1952
Ivy Mike Hydrogen Bomb
Richard Garwin (b. 1928)
A nuclear bomb uses nuclear fission of a material like U-235 or plutonium to create a massive amount of explosive force. What if engineers want to create an even bigger bomb? In that case they would use hydrogen fusion rather than fission. But getting hydrogen nuclei to fuse is not an easy task. It takes gigantic heat and pressure, mimicking conditions inside the sun. One way to create these conditions: a conventional nuclear bomb.
So the Ivy Mike hydrogen bomb was engineered in the following way: a conventional explosion brings a critical mass of plutonium together to create a nuclear explosion, and that nuclear explosion drives enough hydrogen atoms together to create a hydrogen fusion explosion. For this to work, engineers have to overcome two big problems. First, they need a collection of the right kind of hydrogen atoms in the right place at the right time. Second, they need to hold the whole thing together long enough to initiate the fusion process, while the nuclear explosion is trying to rip the bomb apart.
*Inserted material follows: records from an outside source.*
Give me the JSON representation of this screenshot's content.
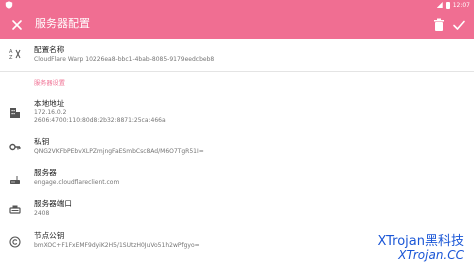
{
  "app_bar": {
    "title": "服务器配置"
  },
  "status_bar": {
    "time": "12:07"
  },
  "config_name": {
    "label": "配置名称",
    "value": "CloudFlare Warp 10226ea8-bbc1-4bab-8085-9179eedcbeb8"
  },
  "section": {
    "title": "服务器设置"
  },
  "local_address": {
    "label": "本地地址",
    "value_v4": "172.16.0.2",
    "value_v6": "2606:4700:110:80d8:2b32:8871:25ca:466a"
  },
  "private_key": {
    "label": "私钥",
    "value": "QNG2VKFbPEbvXLPZmjngFaESmbCsc8Ad/M6O7TgR51I="
  },
  "server": {
    "label": "服务器",
    "value": "engage.cloudflareclient.com"
  },
  "server_port": {
    "label": "服务器端口",
    "value": "2408"
  },
  "public_key": {
    "label": "节点公钥",
    "value": "bmXOC+F1FxEMF9dyiK2H5/1SUtzH0JuVo51h2wPfgyo="
  },
  "watermark": {
    "line1": "XTrojan黑科技",
    "line2": "XTrojan.CC"
  },
  "colors": {
    "accent": "#f06e92"
  }
}
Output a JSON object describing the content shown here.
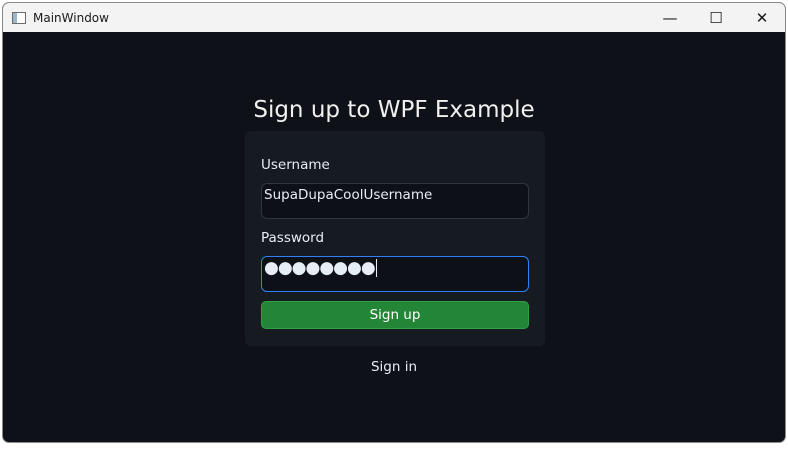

The first hydrogen bomb—the Ivy Mike device, designed by American physicist Richard Garwin in 1952—used liquid deuterium in a vacuum flask. While this worked, it was not practical for a reliable bomb. The breakthrough was to use lithium deuteride—a solid that decomposes to tritium when bombarded by neutrons.
There is no real magic in the casing—it is just extremely strong steel a foot (30 cm) thick. A key insight is to understand that radiation and neutrons from the fission explosion outrace the blast wave. Directing them to the secondary fusion bomb allows it to detonate prior to the bomb’s destruction. Not everything is understood because of military secrecy, but we do know that engineers figured it out based on the success of test bombs.
It is possible to chain another stage into the process in the time available, so the fusion bomb explodes and ignites another fusion bomb. This was the mechanism used in the Soviet Union’s Tsar bomb—the largest explosion ever created by humans at approximately 50 megatons of TNT.